On April 4, 2014, the Barometer posted this:
In a 2008 e-mail Thomas Quinn, a PwC tax partner, wrote to Steven R. Williams, a managing director at the firm, “We are going to have to create a story that will put some distance between them [the managers] and the parts…to retain the benefit.” Mr. Williams responded, “What the heck. We’ll all be retired when this comes up on audit.”
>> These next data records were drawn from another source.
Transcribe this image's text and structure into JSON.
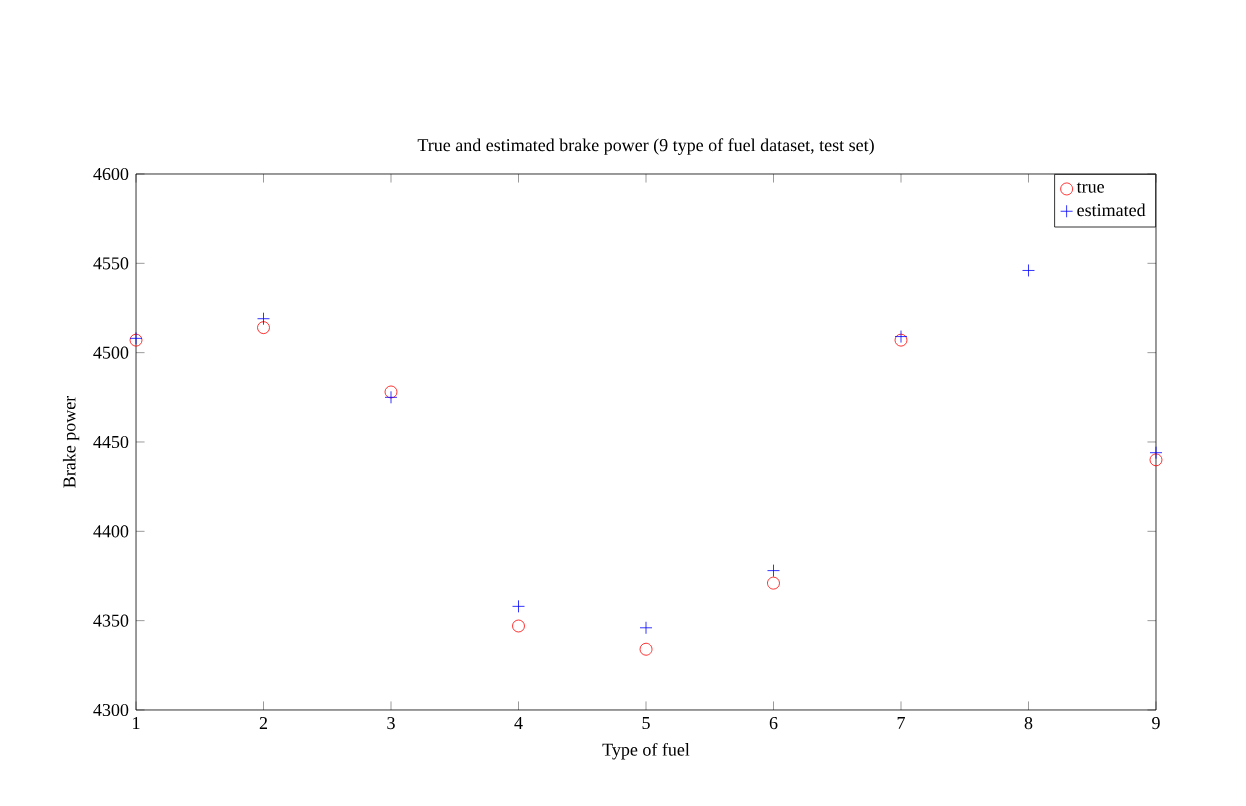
{
  "chart_data": {
    "type": "scatter",
    "title": "True and estimated brake power (9 type of fuel dataset, test set)",
    "xlabel": "Type of fuel",
    "ylabel": "Brake power",
    "x": [
      1,
      2,
      3,
      4,
      5,
      6,
      7,
      8,
      9
    ],
    "series": [
      {
        "name": "true",
        "color": "#ff0000",
        "marker": "circle",
        "values": [
          4507,
          4514,
          4478,
          4347,
          4334,
          4371,
          4507,
          null,
          4440
        ]
      },
      {
        "name": "estimated",
        "color": "#0000ff",
        "marker": "cross",
        "values": [
          4508,
          4519,
          4475,
          4358,
          4346,
          4378,
          4509,
          4546,
          4444
        ]
      }
    ],
    "xlim": [
      1,
      9
    ],
    "xticks": [
      1,
      2,
      3,
      4,
      5,
      6,
      7,
      8,
      9
    ],
    "ylim": [
      4300,
      4600
    ],
    "yticks": [
      4300,
      4350,
      4400,
      4450,
      4500,
      4550,
      4600
    ],
    "grid": false,
    "legend": "top right"
  }
}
Suffice it to say, they did not make it. The two had developed a tax strategy for Caterpillar, which drew both IRS and congressional attention, involved shifting profits to Switzerland through transfer of Caterpillar’s parts sales to a Swiss operation. When Mr. Quinn was asked about the e-mail exchange during congressional hearings on the issue, he responded, “Senator, that was a very poor choice of words.” The hearings came about because the e-mails emerged in a lawsuit filed by a former Caterpillar tax department employee. The lawsuit was settled in 2012. What happens in e-mails never stays in e-mails.
Ah, that was only the beginning. Federal agents raided Caterpillar facilities in Illinois on March 2, 2017 for documents related to its Swiss parts operations and the possible understatement of income. Caterpillar has been battling the IRS for some time on several proposals to settle the tax dispute. Caterpillar’s 10-K indicates that it is/was “vigorously contesting” a proposed settlement with the IRS for $2 billion plus penalties.